The issue is that I need to make sure that when a row is identified as partially duplicated, it is so ONLY if ONE of the columns that's part of the match is the mirror opposite value and not just a match on an absolute value. To make things clearer, here's the sample data from the previous post:
name<-c("Richard Nixon", "Bill Clinton", "George Bush", "Richard Nixon")
state<-c("California", "Indiana", "Florida", "California")
num<-c("-258", "123", "42", "258")
date<-c("day 2", "day 15", "day 3","day 45")
(df<-as.data.frame(cbind(name,state,num, date)))
name state num date
1 Richard Nixon California -258 day 2
2 Bill Clinton Indiana 123 day 15
3 George Bush Florida 42 day 3
4 Richard Nixon California 258 day 45
Here was the solution to my previous post:
df$absnum = abs(as.numeric(as.character(df$num)))

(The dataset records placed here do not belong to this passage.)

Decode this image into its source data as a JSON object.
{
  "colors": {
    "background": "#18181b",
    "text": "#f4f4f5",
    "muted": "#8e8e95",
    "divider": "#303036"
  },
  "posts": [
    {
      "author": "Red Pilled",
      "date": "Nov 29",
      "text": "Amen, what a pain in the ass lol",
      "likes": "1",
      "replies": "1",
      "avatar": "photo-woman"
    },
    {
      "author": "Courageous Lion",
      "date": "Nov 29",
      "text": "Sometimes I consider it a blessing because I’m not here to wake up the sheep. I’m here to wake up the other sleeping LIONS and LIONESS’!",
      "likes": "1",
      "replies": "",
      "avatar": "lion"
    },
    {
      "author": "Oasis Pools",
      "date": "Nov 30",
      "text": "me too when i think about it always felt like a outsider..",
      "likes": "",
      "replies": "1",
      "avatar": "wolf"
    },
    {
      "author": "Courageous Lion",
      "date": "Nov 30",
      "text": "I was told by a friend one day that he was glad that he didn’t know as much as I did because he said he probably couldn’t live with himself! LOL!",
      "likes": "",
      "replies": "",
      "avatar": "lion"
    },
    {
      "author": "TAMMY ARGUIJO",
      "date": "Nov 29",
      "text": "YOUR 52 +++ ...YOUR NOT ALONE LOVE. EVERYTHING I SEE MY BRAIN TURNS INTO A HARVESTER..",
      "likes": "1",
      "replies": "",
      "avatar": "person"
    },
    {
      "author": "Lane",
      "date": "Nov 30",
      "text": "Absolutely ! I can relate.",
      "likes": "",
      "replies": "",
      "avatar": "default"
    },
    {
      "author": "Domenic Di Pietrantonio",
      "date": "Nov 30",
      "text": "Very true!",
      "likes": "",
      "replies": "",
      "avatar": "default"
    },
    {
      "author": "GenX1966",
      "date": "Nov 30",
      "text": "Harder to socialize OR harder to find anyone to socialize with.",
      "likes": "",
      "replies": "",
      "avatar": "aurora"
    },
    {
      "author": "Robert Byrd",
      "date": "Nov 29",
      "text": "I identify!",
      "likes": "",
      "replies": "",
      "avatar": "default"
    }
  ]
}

df$newcol = duplicated(df[,c('name','state', 'absnum')]) |
duplicated(df[,c('name','state', 'absnum')], fromLast = T)
# name state num date absnum newcol
# 1 Richard Nixon California -258 day 2 258 TRUE
# 2 Bill Clinton Indiana 123 day 15 123 FALSE
# 3 George Bush Florida 42 day 3 42 FALSE
# 4 Richard Nixon California 258 day 45 258 TRUE
Note that row 1 and row 4 are labeled TRUE under newcol, which is fine. And here is new sample data with the added complexity issue:
name<-c("Richard Nixon", "Bill Clinton", "George Bush", "Richard Nixon", "Bill
Clinton")
state<-c("California", "Indiana", "Florida", "California", "Indiana")
num<-c("-258", "123", "42", "258", "123")
date<-c("day 2", "day 15", "day 3","day 45", "day 100")
(df<-as.data.frame(cbind(name,state,num, date)))
name state num date
1 Richard Nixon California -258 day 2
2 Bill Clinton Indiana 123 day 15
3 George Bush Florida 42 day 3
4 Richard Nixon California 258 day 45
5 Bill Clinton Indiana 123 day 100
Note that observations 2 and 5 are partial duplicates but not in the same way as 1 and 4. I need to apply TRUE only to those observations in which their absolute values match BUT NOT their original values. So I want the result to return the following:
name state num date newcol
1 Richard Nixon California -258 day 2 TRUE
2 Bill Clinton Indiana 123 day 15 FALSE
3 George Bush Florida 42 day 3 FALSE
4 Richard Nixon California 258 day 45 TRUE
5 Bill Clinton Indiana 123 day 100 FALSE
The solution provided by the previous SO post would apply TRUE to rows 2 and 5 when I only would like this applied to rows 1 and 4.